The Student News Site of Macalester College

The Mac Weekly

The Student News Site of Macalester College

The Mac Weekly

New English hires could add stability to department

By Kaia Arthur

The English department expects a return to stability in its ranks this semester after a hectic year of faculty replacements and the departure of former department chair Stephen Burt. After two years in the position, Burt left last spring to pursue a career at Harvard University. While the department dealt with his impending resignation, it conducted an intense series of interviews that resulted in four new hires.

New professors Casey Jarrin-specializing in 20th century British and Irish literature- and Don Lee, a creative writing professor, received tenure-track positions, while Professors Marlon James and Michael Cohen have accepted temporary visiting posts this school year. While James will teach both creative writing and literature, Cohen will focus on American poetry and literature.
The department also selected Professor Daylanne English to serve as the chair when she returns from sabbatical in January. Theresa Krier will serve as acting chair until then.

While confident that the recent changes will improve the department’s continuity with faculty and course offerings, some English majors said they feel that Burt’s departure was chaotic and indicative of the department’s unstable history.

Eva Kuhn ’08, a creative writing English major, echoed this idea, saying Burt’s departure placed students in an “annoying state of limbo.”

Some English professors and students agreed that the department has a history of disruptive faculty changes. As a result, many students said they find it difficult to connect with their professors or establish a sense of familiarity in a department with constantly changing faculty.

“Each year we need about three or four visiting people,” Krier said. The increased stability the new tenure-track hires will bring “has been coming for a long time,” she said.

The department hires visiting professors to teach in both its core English courses, and its creative writing concentration.

Visitors cannot act as advisers or sponsor students’ senior projects.

“It was really hard for me to find an adviser,” Emily Porter ’08, an English and Theater double major, said. Porter was unable to find an adviser in the department until her junior year.

The department’s reliance on visiting professors is particularly evident in its creative writing concentration, which until this year employed only one tenure-track professor-creative writing instructor Ping Wang.

“We hire visiting professors when we don’t have enough staff,” Wang said, but also because “the Twin Cities have so many great writers and poets that can provide different perspectives.”

At the same time, a perceived abundance of visiting professors and scarcity of tenure-track professors make it difficult for students to build relationships with their professors, Kuhn said.

“When you’re supposed to take professors, not classes,” she said, the constant stream of new professors is frustrating. “It makes it difficult to develop rapport [and] students have no pull for getting into a
particular class.”

The department’s hiring of Don Lee as a second tenure-track creative writing professor will make the concentration more consistent with course offerings and will possibly allow it to expand its curriculum, according to Wang.

“Prior to this year.there were few [creative writing classes] offered and getting in was very competitive because the intros fulfill the fine arts requirement too.
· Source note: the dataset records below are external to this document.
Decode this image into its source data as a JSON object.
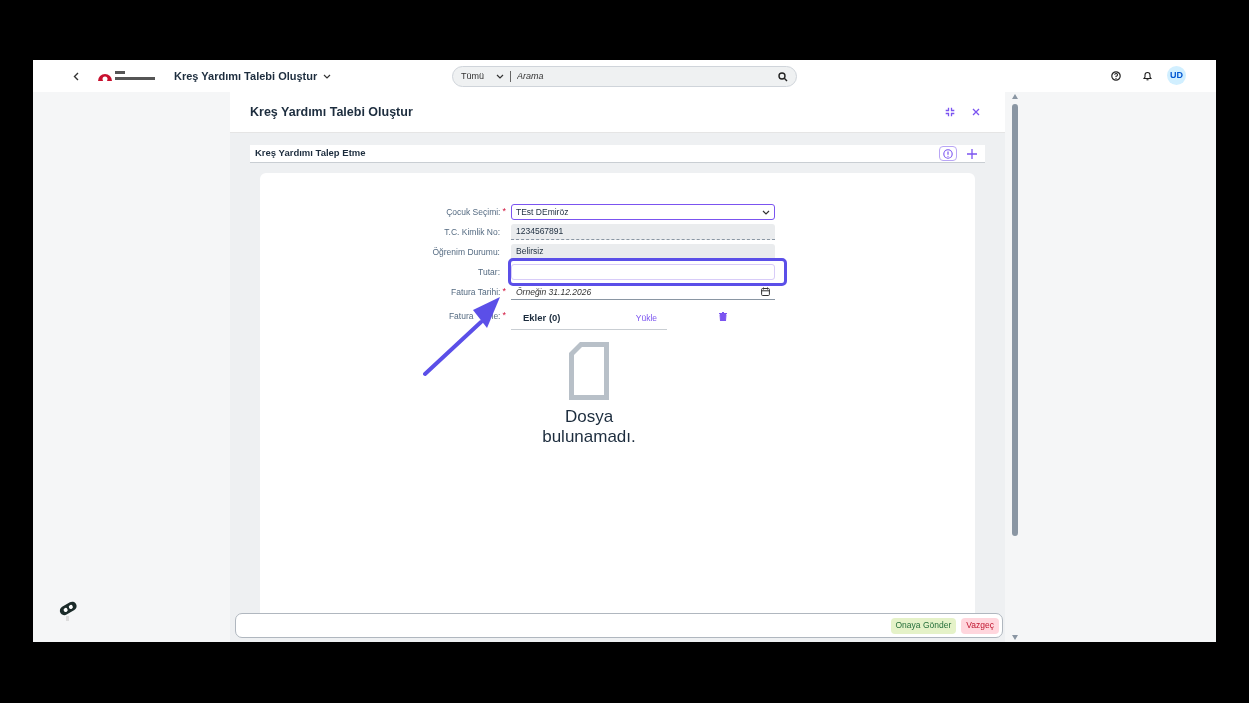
{
  "shell_bar": {
    "app_title": "Kreş Yardımı Talebi Oluştur",
    "search": {
      "scope": "Tümü",
      "placeholder": "Arama"
    },
    "avatar": "UD"
  },
  "dialog": {
    "title": "Kreş Yardımı Talebi Oluştur",
    "section_title": "Kreş Yardımı Talep Etme",
    "fields": [
      {
        "kind": "select",
        "label": "Çocuk Seçimi:",
        "required_mark": "*",
        "value": "TEst DEmiröz"
      },
      {
        "kind": "readonly",
        "label": "T.C. Kimlik No:",
        "value": "1234567891"
      },
      {
        "kind": "readonly",
        "label": "Öğrenim Durumu:",
        "value": "Belirsiz"
      },
      {
        "kind": "input",
        "label": "Tutar:"
      },
      {
        "kind": "date",
        "label": "Fatura Tarihi:",
        "required_mark": "*",
        "placeholder": "Örneğin 31.12.2026"
      },
      {
        "kind": "upload",
        "label": "Fatura",
        "label_end": "le:",
        "required_mark": "*",
        "attachments_title": "Ekler (0)",
        "upload_link": "Yükle",
        "empty_text": "Dosya bulunamadı."
      }
    ],
    "buttons": [
      {
        "label": "Onaya Gönder",
        "kind": "accept"
      },
      {
        "label": "Vazgeç",
        "kind": "reject"
      }
    ]
  }
}
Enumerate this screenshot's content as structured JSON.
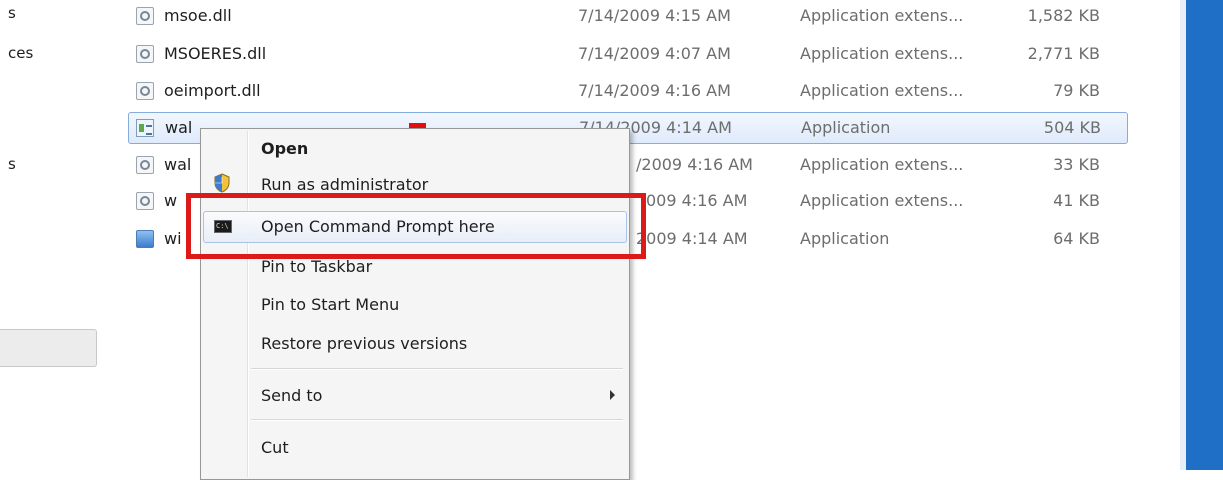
{
  "nav": {
    "items": [
      "s",
      "ces",
      "s"
    ]
  },
  "files": [
    {
      "name": "msoe.dll",
      "date": "7/14/2009 4:15 AM",
      "type": "Application extens...",
      "size": "1,582 KB",
      "icon": "dll-icon"
    },
    {
      "name": "MSOERES.dll",
      "date": "7/14/2009 4:07 AM",
      "type": "Application extens...",
      "size": "2,771 KB",
      "icon": "dll-icon"
    },
    {
      "name": "oeimport.dll",
      "date": "7/14/2009 4:16 AM",
      "type": "Application extens...",
      "size": "79 KB",
      "icon": "dll-icon"
    },
    {
      "name": "wal",
      "date": "7/14/2009 4:14 AM",
      "type": "Application",
      "size": "504 KB",
      "icon": "exe-icon"
    },
    {
      "name": "wal",
      "date": "/2009 4:16 AM",
      "type": "Application extens...",
      "size": "33 KB",
      "icon": "dll-icon"
    },
    {
      "name": "w",
      "date": "009 4:16 AM",
      "type": "Application extens...",
      "size": "41 KB",
      "icon": "dll-icon"
    },
    {
      "name": "wi",
      "date": "2009 4:14 AM",
      "type": "Application",
      "size": "64 KB",
      "icon": "app-icon"
    }
  ],
  "context_menu": {
    "open": "Open",
    "run_as_admin": "Run as administrator",
    "open_cmd_here": "Open Command Prompt here",
    "pin_taskbar": "Pin to Taskbar",
    "pin_start": "Pin to Start Menu",
    "restore_versions": "Restore previous versions",
    "send_to": "Send to",
    "cut": "Cut"
  },
  "colors": {
    "highlight_box": "#dc1a1a",
    "selection": "#dfeafb",
    "window_edge": "#1f6fc6"
  }
}
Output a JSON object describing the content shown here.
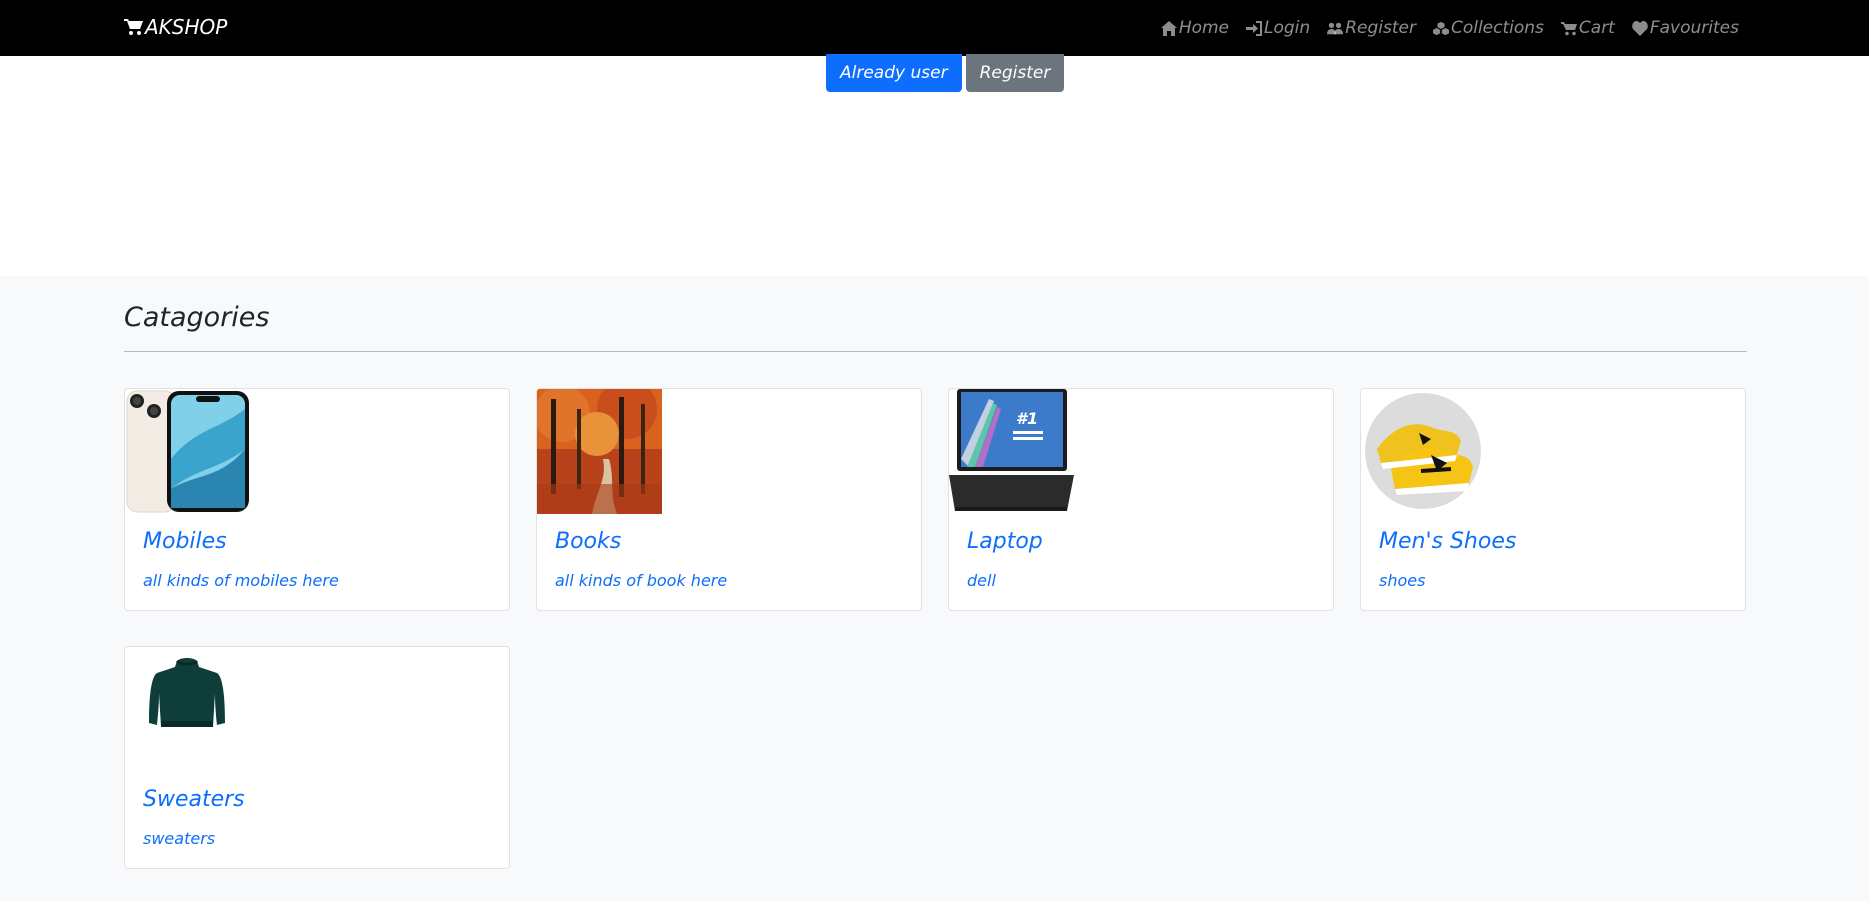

I waited until my sophomore year,” Kuhn said. “The diversity in course offerings is also a recent development.”

Wang disagreed, though, that the concentration is inaccessible to students.

The concentration has consistently offered a number of introductory and advanced courses each semester and wait-listed students usually get in, she said.

“I think we’re at a good number now,” Wang said, “but when [new chair Daylanne English] returns, we’re going to take a count and make some decisions about the curriculum.”

The department plans to continue to increase faculty and curricular stability, Krier said. The department will go on a one-day retreat this January to review course data in order “to sort out policy issues and make requests to the college.”

“It’s great for these first-years,” Kuhn said. “They have a much more cemented department.